Verfall – Teil 1

Mein flackerndes Smartphone macht die Auto-App fast unbrauchbar. Nach dem zehnten Versuch gelingt es mir, eine dieser abgerittenen Großstadtkutschen zu ergattern. Nach ein paar Straßenbiegungen gehe ich in eine stille Seitenstraße

– irgendwo da vorne muss er doch – ha, da ist er.

Quietschend öffne ich die Fahrertür. Kalter Rauch, Feuchtigkeit und ein Hauch von altem asiatischem Essen, empfängt mich mit tropisch-nasser Umarmung. Ich hacke einen sechsstelligen Code in das gesplitterte Cockpit-Display; ein paar Lampen leuchten auf, eine Grüne ist auch dabei; war wohl erfolgreich.

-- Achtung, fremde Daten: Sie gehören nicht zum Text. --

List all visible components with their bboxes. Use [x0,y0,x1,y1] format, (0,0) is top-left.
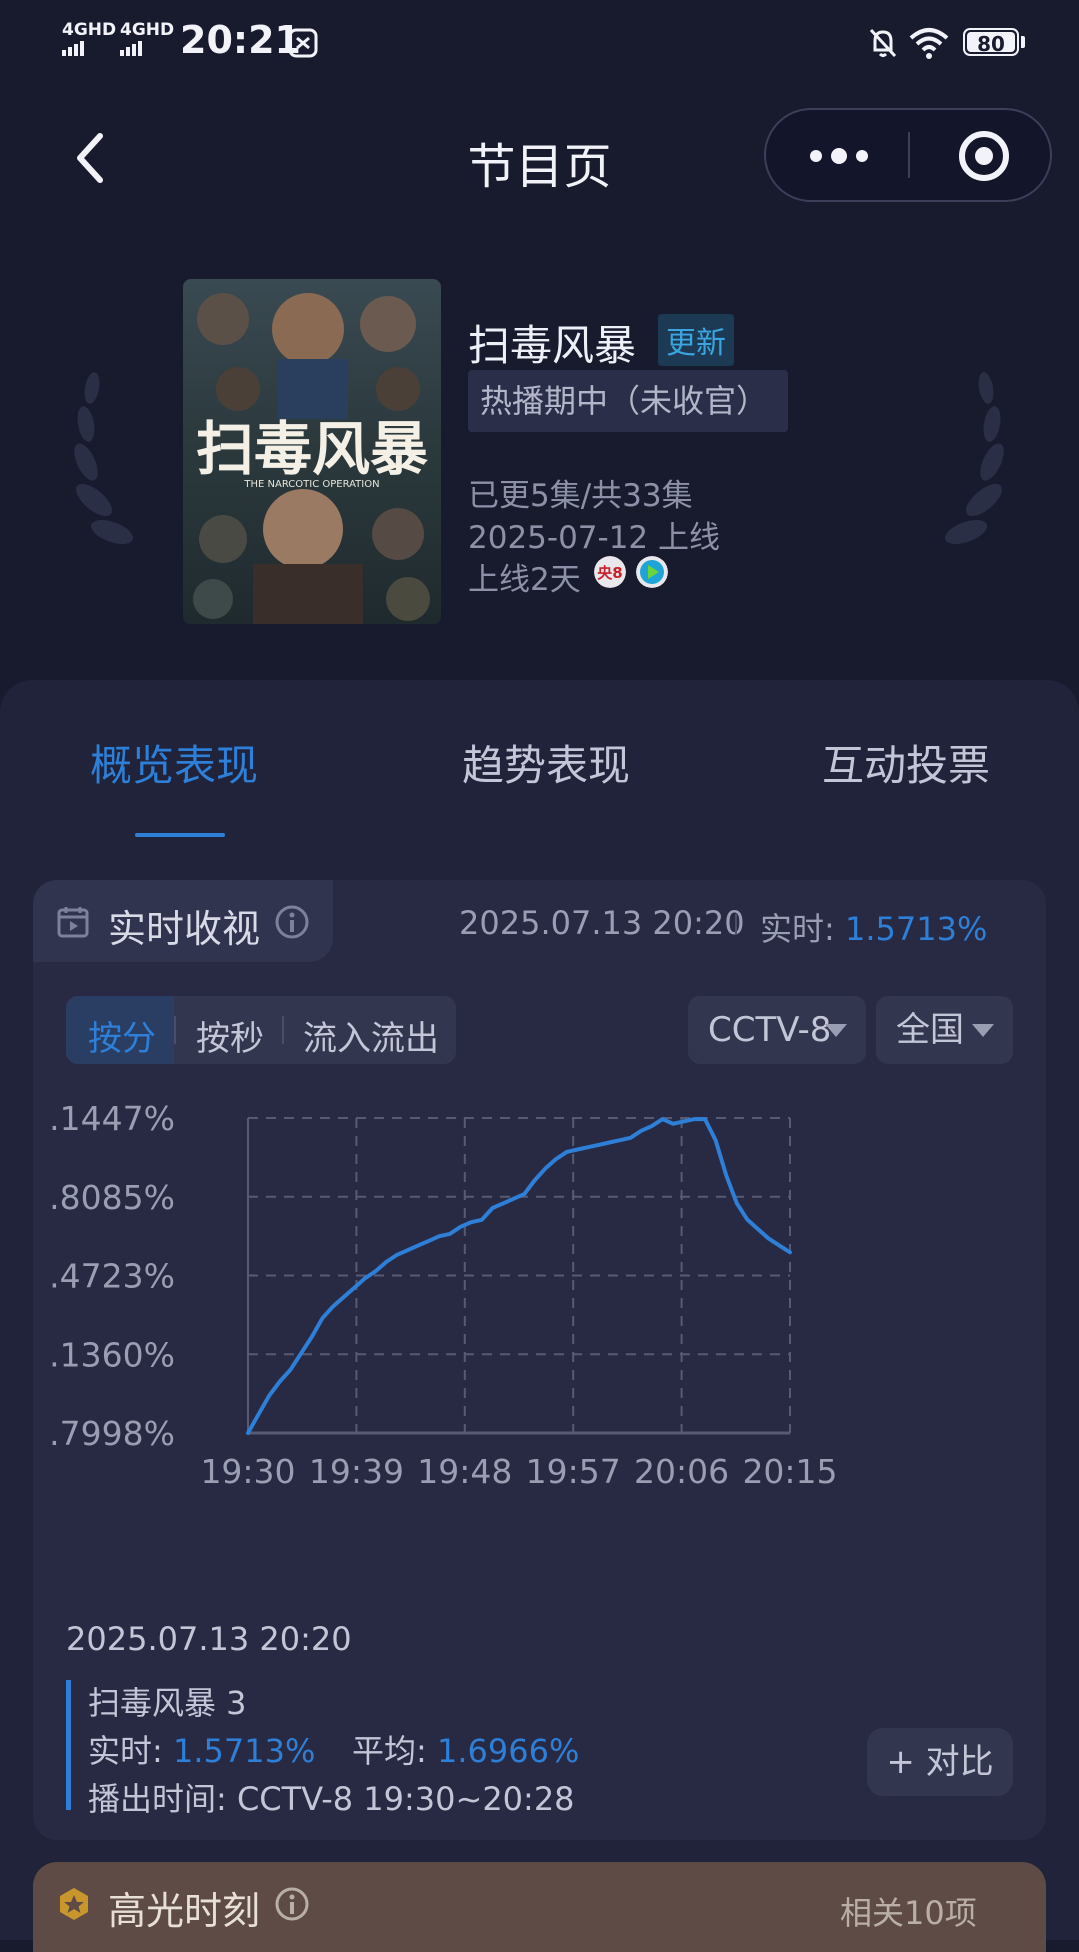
star-badge-icon [60,1888,88,1920]
status-time: 20:21 [180,18,301,62]
laurel-right-icon [945,372,1004,545]
cctv8-channel-icon: 央8 [594,556,626,588]
channel-dropdown[interactable]: CCTV-8 [688,996,866,1064]
realtime-readout: 实时: 1.5713% [760,910,988,948]
realtime-title: 实时收视 [108,907,261,951]
battery-tip [1021,36,1025,48]
y-tick-label: 1.4723% [50,1257,175,1296]
tab-active-indicator [135,833,225,837]
x-tick-label: 20:06 [634,1452,729,1491]
y-tick-label: 1.8085% [50,1178,175,1217]
x-tick-label: 19:48 [417,1452,512,1491]
update-badge: 更新 [658,314,734,366]
calendar-play-icon [57,907,89,938]
app-notification-icon [288,28,318,58]
mute-bell-icon [869,28,897,58]
tab-overview[interactable]: 概览表现 [90,732,258,793]
chart-x-ticks: 19:30 19:39 19:48 19:57 20:06 20:15 [200,1452,837,1491]
episode-label: 扫毒风暴 3 [88,1684,247,1722]
realtime-value: 1.5713% [844,910,988,948]
seg-separator [174,1016,176,1044]
signal-indicator-2: 4GHD [120,22,174,56]
signal-indicator-1: 4GHD [62,22,116,56]
detail-airtime: 播出时间: CCTV-8 19:30~20:28 [88,1780,575,1818]
wifi-icon [909,28,949,59]
battery-indicator: 80 [963,28,1019,56]
tab-trends[interactable]: 趋势表现 [462,732,630,793]
detail-average: 平均: 1.6966% [352,1732,580,1770]
chart-y-ticks: 2.1447% 1.8085% 1.4723% 1.1360% 0.7998% [50,1100,175,1453]
show-title: 扫毒风暴 [468,321,637,370]
airing-status-tag: 热播期中（未收官） [468,370,788,432]
y-tick-label: 1.1360% [50,1335,175,1374]
poster-subtitle-text: THE NARCOTIC OPERATION [243,479,379,490]
x-tick-label: 19:39 [309,1452,404,1491]
region-dropdown[interactable]: 全国 [876,996,1013,1064]
mini-program-capsule [764,108,1052,202]
highlight-related-count[interactable]: 相关10项 [840,1888,977,1934]
chevron-down-icon [972,1024,994,1037]
highlight-info-icon[interactable] [274,1886,310,1922]
video-platform-icon [636,556,668,588]
x-tick-label: 20:15 [742,1452,837,1491]
laurel-left-icon [74,372,133,545]
poster-title-text: 扫毒风暴 [196,415,428,483]
chevron-down-icon [825,1024,847,1037]
svg-text:央8: 央8 [597,564,622,582]
detail-timestamp: 2025.07.13 20:20 [66,1620,352,1658]
chart-grid [247,1117,791,1435]
detail-accent-bar [66,1680,71,1810]
more-options-icon[interactable] [808,146,870,166]
y-tick-label: 2.1447% [50,1100,175,1138]
realtime-timestamp: 2025.07.13 20:20 [459,904,745,942]
x-tick-label: 19:57 [526,1452,621,1491]
seg-inflow-outflow[interactable]: 流入流出 [303,1011,439,1060]
ratings-line-chart[interactable]: 2.1447% 1.8085% 1.4723% 1.1360% 0.7998% 19:3… [50,1100,990,1600]
x-tick-label: 19:30 [200,1452,295,1491]
episode-count: 已更5集/共33集 [468,478,693,514]
seg-by-second[interactable]: 按秒 [196,1011,264,1060]
detail-realtime: 实时: 1.5713% [88,1732,316,1770]
compare-button[interactable]: + 对比 [867,1728,1013,1796]
seg-by-minute[interactable]: 按分 [88,1011,156,1060]
info-icon[interactable] [274,904,310,940]
tab-voting[interactable]: 互动投票 [822,732,990,793]
days-online: 上线2天 [468,562,581,598]
premiere-date: 2025-07-12 上线 [468,520,721,556]
y-tick-label: 0.7998% [50,1414,175,1453]
readout-divider [735,914,737,934]
seg-separator [282,1016,284,1044]
show-poster[interactable]: 扫毒风暴 THE NARCOTIC OPERATION [183,279,441,624]
close-mini-program-icon[interactable] [958,130,1010,182]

Blechern und kalt klingt die weibliche Stimme des Navigations-Systems, die mich durch das verstopfte Stadtzentrum hetzen lässt, dass wie ein geblähter Darm zu platzen droht. Schon länger habe ich das Gefühl nicht mehr atmen zu können; all der Krach und Gestank; die Hektik unfreundlicher Menschen; ihre Gefühlskälte lässt der Gier freien Lauf, die wie eine ansteckende Krankheit ihre Gesichtszüge verziert; innere Leere, frisst menschlichen Glanz; die Seele kämpft mit letzter Kraft um Werte von einst, bis sie am Ende alles willenlos geschehen lässt.

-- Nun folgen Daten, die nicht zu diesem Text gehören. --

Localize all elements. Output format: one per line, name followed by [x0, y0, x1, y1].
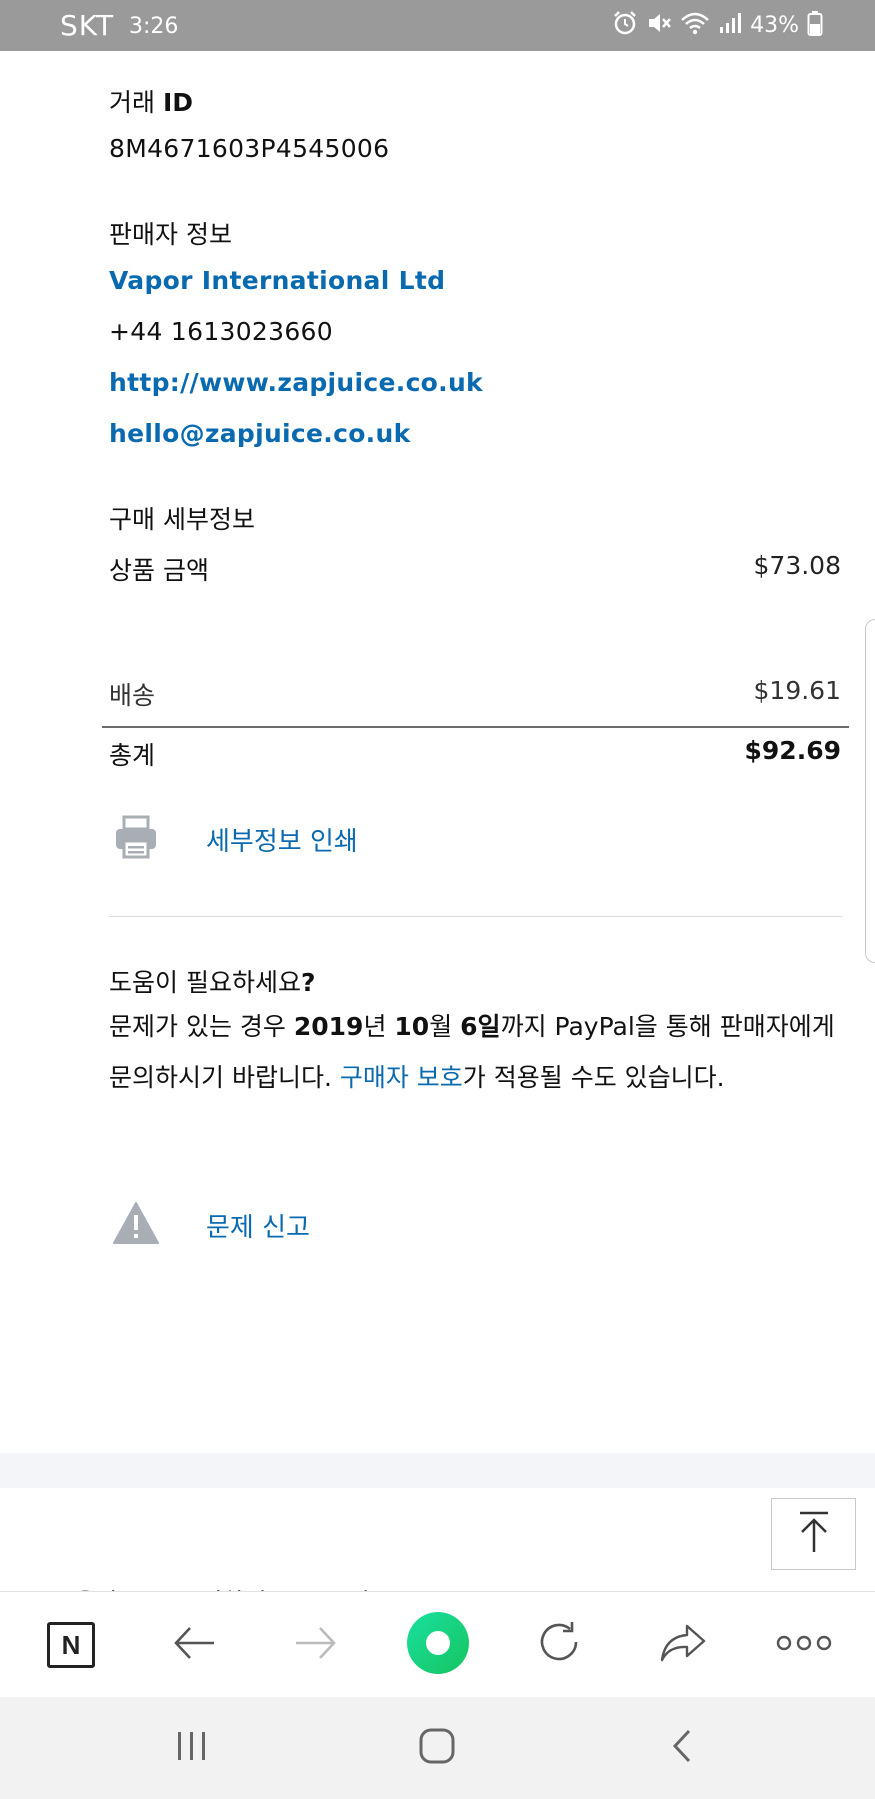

Das bizarre Muster des zerbrochenen Glas erinnert mich an einen atomverseuchten Weberknecht. Heute habe ich Glück; ohne Umwege finde ich einen Parkplatz. Nur schwer sind die Parkbuchten am verdreckten Straßenrand auszumachen. Randsteine mit ungezählten Zeitungsschichten; glattgebügelte Bordstein-Übergänge mit geweiteten Rändern erinnern an überdimensionierte Bäder, reichlich verziert mit Dreck, Glas, Zigaretten und Schmutz, stacheligen Mondlandschaften gleichend.

Beim Aussteigen sehe ich mir die Umgebung an. Heruntergekommene Wohnblöcke, grau und stumpf. Abgeblätterte Farbe, stumpfe milchige Scheiben, an denen Feuchtigkeit mit langen Nasen heruntertropft, ausgedünsteter Schweiß schwer beladener Waschmaschinen, die den Besitzern halbwegs-sauberen Inhalt vor die Füße kotzen. Vom Kiosk gegenüber wehen Fetzen loser Worte herüber. Großstadtschnipsel, lieblos recycelt, vermischt mit Kaffee, Zigarettenqualm, Biergeruch und öligem Zorn.

Vorbeirasende Fahrzeuge hupen um die Wette. Gestank umzingelt diese digitale Großstadt-Mine. Ich renne ein wenig herum, sehe mir die Umgebung an. Irgendwann finde ich mein Hotel. Es ist eines dieser Runtergekommenen. Taxifahrer halten hier ungern. Schon vor langer Zeit hat es seine besten Tage gehabt. Ganz genau nach meinem Geschmack. Kein Glamour, kein Glanz, dafür billig und verwohnt, nach Linoleum, altem Essen und Urin riechend.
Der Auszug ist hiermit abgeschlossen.